Il y a par ailleurs la question sensible des assurances contre les pertes de rendements. La Confédération devrait prendre à sa charge, on parle d’un tiers, le montant de l’assurance contractée par l’exploitant. Aujourd’hui, des agriculteurs renoncent à prendre une assurance, jugée trop chère.
La Confédération pourrait en effet intervenir à hauteur d’un tiers pour les assurances récoltes. A ce stade, cela reste encore flou. Il faudra bien mesurer l’intérêt pour l’exploitant de contracter une assurance avec ce nouveau régime.
Les fortes pertes de rendement cette année vont-elles durement affecter certains producteurs céréaliers?
Oui, je peux m’imaginer que l’année sera financièrement délicate pour plusieurs exploitants. Mais beaucoup dépendra des résultats des autres cultures. Une exploitation suisse ne comprend pas que des céréales. On y trouve aussi du colza, des pommes de terre, de la betterave et encore des animaux, par exemple. Le revenu global est un ensemble de revenus partiels.
Doit-on s’attendre à l’avenir à une diminution de la production céréalière en Suisse de manière structurelle, étant donné les aléas climatiques?
Les agriculteurs sont habitués à se baser sur des moyennes et pas sur une année en particulier. En 2022 et 2023, les rendements céréaliers ont été corrects. Si on se fonde sur des moyennes, les rendements de céréales panifiables sont assez satisfaisants. On espère que ces surfaces-là ne diminueront pas.
La Suisse est-elle autonome en céréales produites?

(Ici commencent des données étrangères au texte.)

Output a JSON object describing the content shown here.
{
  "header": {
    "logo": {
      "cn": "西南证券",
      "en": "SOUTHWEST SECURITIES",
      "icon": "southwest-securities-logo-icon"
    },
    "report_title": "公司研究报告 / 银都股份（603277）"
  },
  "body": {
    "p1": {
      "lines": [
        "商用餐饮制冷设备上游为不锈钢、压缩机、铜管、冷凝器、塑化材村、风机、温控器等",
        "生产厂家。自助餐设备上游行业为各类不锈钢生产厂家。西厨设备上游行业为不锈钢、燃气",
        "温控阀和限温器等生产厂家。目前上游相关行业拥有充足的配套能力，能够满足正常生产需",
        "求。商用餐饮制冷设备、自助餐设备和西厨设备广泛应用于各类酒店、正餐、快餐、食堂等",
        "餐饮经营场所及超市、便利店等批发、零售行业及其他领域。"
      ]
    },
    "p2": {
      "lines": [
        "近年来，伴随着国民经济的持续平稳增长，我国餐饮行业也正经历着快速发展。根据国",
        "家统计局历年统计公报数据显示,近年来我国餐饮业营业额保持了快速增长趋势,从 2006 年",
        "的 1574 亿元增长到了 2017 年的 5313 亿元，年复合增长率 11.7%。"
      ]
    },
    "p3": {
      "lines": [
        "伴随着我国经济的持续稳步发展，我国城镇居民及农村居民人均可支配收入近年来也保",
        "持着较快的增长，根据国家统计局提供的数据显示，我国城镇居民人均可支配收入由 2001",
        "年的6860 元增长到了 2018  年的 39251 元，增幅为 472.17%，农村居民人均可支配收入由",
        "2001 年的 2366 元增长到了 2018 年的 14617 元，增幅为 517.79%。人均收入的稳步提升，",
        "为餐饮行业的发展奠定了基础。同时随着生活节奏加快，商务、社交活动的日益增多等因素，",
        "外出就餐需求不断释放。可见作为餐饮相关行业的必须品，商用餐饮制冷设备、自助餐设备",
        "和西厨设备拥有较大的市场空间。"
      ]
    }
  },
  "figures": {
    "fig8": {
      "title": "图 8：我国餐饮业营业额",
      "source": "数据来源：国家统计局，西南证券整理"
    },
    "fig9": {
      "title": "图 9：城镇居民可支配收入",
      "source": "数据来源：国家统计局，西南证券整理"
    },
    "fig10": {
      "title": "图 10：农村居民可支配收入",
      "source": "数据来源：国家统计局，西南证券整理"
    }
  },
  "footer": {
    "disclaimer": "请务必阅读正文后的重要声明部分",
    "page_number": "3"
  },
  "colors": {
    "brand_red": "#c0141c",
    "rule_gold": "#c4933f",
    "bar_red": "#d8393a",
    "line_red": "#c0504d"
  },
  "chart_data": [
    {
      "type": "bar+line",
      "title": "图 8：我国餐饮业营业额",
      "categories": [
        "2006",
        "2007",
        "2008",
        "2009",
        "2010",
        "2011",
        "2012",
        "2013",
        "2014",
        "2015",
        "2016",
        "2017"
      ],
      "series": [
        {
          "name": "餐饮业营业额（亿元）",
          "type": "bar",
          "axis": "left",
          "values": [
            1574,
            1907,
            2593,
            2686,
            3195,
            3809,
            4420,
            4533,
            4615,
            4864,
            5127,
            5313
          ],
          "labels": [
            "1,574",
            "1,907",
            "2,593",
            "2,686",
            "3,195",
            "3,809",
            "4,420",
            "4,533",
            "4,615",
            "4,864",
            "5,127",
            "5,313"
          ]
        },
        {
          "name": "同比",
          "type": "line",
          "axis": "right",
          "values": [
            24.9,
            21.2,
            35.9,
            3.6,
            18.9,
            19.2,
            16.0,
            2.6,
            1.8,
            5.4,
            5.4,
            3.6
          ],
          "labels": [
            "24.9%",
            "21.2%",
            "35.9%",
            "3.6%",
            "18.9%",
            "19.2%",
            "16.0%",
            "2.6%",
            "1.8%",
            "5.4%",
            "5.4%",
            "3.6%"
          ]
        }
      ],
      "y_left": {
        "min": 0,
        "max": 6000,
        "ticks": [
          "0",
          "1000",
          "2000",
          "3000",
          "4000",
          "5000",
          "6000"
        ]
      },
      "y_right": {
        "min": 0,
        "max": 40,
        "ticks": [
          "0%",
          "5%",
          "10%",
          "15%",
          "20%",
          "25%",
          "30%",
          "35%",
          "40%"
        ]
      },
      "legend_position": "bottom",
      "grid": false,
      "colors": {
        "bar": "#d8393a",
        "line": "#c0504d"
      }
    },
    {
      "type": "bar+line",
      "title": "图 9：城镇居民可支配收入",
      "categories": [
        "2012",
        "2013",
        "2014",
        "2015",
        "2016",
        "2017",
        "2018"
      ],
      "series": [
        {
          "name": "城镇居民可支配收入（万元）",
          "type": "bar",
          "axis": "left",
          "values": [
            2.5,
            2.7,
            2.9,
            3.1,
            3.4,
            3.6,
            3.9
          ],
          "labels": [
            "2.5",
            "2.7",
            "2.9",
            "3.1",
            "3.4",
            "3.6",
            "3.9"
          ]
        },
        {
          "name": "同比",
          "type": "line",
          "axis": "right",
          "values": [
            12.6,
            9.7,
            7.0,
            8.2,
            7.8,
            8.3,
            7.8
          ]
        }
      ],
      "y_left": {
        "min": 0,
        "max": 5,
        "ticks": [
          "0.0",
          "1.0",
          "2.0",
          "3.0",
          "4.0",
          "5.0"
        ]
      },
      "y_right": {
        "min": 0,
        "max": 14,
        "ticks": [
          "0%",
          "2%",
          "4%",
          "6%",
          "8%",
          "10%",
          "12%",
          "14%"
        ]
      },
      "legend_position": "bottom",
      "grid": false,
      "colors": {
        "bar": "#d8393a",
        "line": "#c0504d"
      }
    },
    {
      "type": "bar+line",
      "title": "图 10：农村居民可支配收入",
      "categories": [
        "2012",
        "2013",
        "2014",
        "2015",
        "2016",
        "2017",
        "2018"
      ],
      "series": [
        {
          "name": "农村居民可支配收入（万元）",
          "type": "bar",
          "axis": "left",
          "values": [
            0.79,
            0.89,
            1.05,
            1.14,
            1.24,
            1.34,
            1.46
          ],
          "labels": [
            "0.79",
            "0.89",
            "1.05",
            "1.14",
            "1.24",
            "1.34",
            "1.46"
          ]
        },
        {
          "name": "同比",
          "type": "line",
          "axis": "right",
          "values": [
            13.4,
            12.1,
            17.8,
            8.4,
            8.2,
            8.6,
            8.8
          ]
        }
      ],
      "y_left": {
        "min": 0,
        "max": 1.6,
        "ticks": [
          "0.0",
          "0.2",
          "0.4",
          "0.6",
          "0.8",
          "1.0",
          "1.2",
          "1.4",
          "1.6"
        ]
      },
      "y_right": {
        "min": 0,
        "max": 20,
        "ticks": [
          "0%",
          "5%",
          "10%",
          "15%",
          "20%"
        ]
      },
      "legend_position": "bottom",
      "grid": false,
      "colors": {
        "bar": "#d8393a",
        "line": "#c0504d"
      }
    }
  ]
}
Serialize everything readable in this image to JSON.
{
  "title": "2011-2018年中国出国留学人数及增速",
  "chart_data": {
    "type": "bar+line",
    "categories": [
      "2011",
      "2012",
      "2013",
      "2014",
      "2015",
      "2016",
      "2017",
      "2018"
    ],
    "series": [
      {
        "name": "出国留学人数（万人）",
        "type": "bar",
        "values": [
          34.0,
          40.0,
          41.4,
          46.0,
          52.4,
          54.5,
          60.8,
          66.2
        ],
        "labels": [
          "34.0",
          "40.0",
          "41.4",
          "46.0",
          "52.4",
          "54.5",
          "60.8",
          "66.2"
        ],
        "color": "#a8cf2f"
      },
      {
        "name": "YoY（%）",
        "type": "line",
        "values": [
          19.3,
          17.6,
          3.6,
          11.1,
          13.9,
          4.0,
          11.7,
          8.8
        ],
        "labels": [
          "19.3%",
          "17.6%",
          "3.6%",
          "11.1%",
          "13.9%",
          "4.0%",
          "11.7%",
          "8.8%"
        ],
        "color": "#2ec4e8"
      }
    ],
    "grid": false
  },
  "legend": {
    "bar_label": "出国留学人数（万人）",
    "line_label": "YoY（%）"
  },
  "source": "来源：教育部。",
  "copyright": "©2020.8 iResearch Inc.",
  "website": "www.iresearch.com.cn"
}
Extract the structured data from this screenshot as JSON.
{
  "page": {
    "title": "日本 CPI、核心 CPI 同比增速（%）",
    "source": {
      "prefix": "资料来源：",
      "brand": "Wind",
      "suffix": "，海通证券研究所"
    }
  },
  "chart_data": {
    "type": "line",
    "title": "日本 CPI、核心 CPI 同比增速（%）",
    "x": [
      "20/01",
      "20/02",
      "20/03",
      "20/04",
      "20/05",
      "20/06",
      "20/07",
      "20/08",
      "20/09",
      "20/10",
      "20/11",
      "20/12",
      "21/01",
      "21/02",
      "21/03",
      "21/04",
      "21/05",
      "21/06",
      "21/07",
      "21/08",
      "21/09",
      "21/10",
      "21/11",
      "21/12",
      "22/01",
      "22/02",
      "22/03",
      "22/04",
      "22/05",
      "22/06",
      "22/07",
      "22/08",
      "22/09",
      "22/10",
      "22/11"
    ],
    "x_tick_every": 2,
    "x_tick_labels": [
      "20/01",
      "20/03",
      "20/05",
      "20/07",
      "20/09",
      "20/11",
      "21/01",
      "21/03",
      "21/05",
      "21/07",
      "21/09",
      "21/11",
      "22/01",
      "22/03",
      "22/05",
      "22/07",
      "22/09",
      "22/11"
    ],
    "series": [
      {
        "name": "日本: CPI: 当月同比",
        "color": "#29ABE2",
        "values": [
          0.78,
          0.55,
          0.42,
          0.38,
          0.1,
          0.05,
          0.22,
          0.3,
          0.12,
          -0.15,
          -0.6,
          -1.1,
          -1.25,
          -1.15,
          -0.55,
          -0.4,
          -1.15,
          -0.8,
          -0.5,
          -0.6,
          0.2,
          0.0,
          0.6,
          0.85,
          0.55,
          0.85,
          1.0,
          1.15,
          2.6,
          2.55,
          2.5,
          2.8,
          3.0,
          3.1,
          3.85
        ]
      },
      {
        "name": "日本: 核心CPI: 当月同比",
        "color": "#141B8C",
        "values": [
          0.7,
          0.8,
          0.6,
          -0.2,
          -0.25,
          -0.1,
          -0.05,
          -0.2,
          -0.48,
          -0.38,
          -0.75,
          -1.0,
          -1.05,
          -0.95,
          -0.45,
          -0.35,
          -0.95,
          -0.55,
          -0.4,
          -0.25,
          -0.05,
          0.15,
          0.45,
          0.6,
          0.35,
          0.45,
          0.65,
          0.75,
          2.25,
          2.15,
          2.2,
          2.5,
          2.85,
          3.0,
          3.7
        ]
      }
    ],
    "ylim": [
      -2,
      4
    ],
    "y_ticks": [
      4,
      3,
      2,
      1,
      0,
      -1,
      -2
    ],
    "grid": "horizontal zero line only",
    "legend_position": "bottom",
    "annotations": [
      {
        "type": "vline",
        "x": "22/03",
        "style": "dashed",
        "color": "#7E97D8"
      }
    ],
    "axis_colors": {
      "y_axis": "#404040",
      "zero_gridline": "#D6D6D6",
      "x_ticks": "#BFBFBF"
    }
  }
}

Elle l’est à 90%. Elle l’est au deux tiers pour tout ce qui concerne les produits de boulangerie.
Les Suisses risquent-ils de manquer de blé panifiable à cause de la forte de baisse des rendements cette année?
Nous ferons un bilan dans la filière au mois d'octobre. Ce qui est sûr, c'est qu'on ne va pas manquer de blé. Au pire, on pourrait envisager d'en importer un peu plus que d'habitude. Notre objectif, pour des raison économiques, c'est de transformer la même quantité de blé qu'à l'ordinaire dans les moulins. Ce que nous voulons surtout éviter, c'est l'importation de produits finis. Les consommateurs n'ont pas de craintes à avoir: ils ne manqueront pas de pain.